When my husband first built the fence around the pen, he didn’t build it quite high enough, and the chickens escaped multiple times every day. Instead of running free to the large open field behind our property these dumb birds ran towards our house EVERY TIME. So we’d hear them clucking, and my kids would dash outside to round up the offending chicken and toss her back into the pen. It only took a few weeks of this chaos before my husband fixed the fence.
After about 6 months the chickens started laying, and let me tell you, it’s nice to never have to buy eggs at the grocery store. Except… apparently our family doesn’t eat eggs all that often. Even though we only have eight birds, it seems like half of my refrigerator space is taken up by egg cartons. A friend stopped by yesterday afternoon and took four dozen and we still have four more cartons in the fridge. My kids say they’ll open an egg stand on our street and sell the eggs, but it keeps snowing and thwarting their plans (Laramie weather, amiright?)

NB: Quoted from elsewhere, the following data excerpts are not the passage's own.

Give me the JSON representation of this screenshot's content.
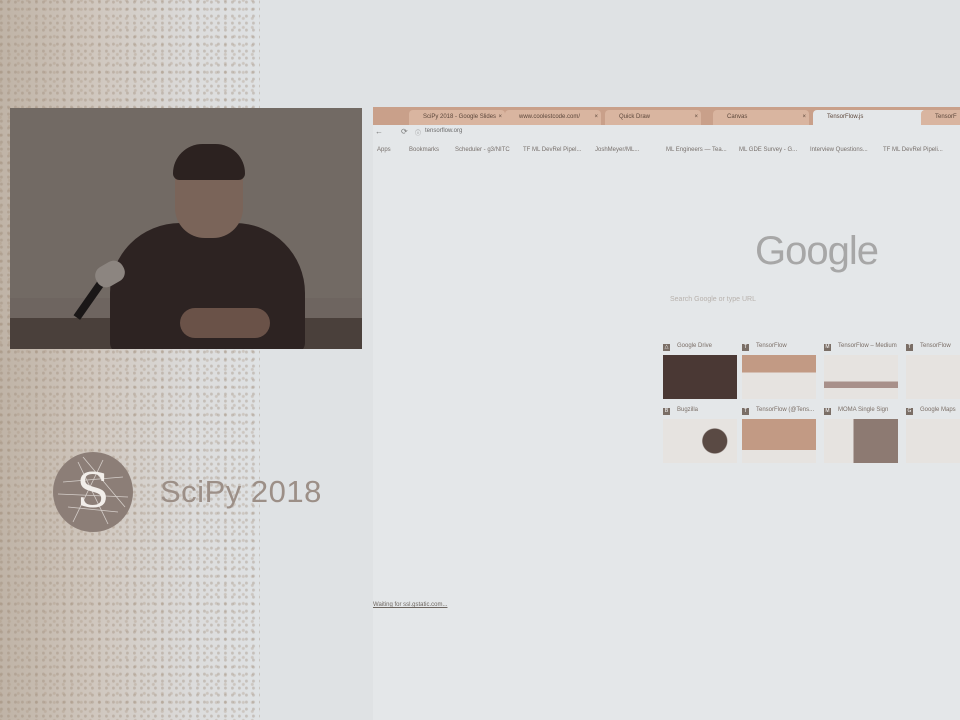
{
  "logo": {
    "title": "SciPy 2018",
    "glyph": "S"
  },
  "browser": {
    "tabs": [
      {
        "label": "SciPy 2018 - Google Slides",
        "active": false
      },
      {
        "label": "www.coolestcode.com/",
        "active": false
      },
      {
        "label": "Quick Draw",
        "active": false
      },
      {
        "label": "Canvas",
        "active": false
      },
      {
        "label": "TensorFlow.js",
        "active": true
      },
      {
        "label": "TensorF",
        "active": false
      }
    ],
    "url": "tensorflow.org",
    "bookmarks": [
      "Apps",
      "Bookmarks",
      "Scheduler - g3/NITC",
      "TF ML DevRel Pipel...",
      "JoshMeyer/ML...",
      "ML Engineers — Tea...",
      "ML GDE Survey - G...",
      "Interview Questions...",
      "TF ML DevRel Pipeli..."
    ],
    "google_logo": "Google",
    "search_placeholder": "Search Google or type URL",
    "tiles": [
      {
        "title": "Google Drive",
        "fav": "△"
      },
      {
        "title": "TensorFlow",
        "fav": "T"
      },
      {
        "title": "TensorFlow – Medium",
        "fav": "M"
      },
      {
        "title": "TensorFlow",
        "fav": "T"
      },
      {
        "title": "Bugzilla",
        "fav": "B"
      },
      {
        "title": "TensorFlow (@Tens...",
        "fav": "T"
      },
      {
        "title": "MOMA Single Sign",
        "fav": "M"
      },
      {
        "title": "Google Maps",
        "fav": "G"
      }
    ],
    "status_text": "Waiting for ssl.gstatic.com..."
  }
}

Besides the constant supply of eggs, the chickens also serve the very important purpose of giving me something to do with the ridiculous amount of food waste my kids generate. Chickens, it turns out, will eat pretty much anything, unlike my children. So if the kids don’t want to eat the crusts off their sandwich? “Feed it to the chickens!” Tried the broccoli but won’t eat the rest? “Feed it to the chickens!” Took too many chicken nuggets and now they’re full? “Put them in the garbage, we’re not creating cannibals!”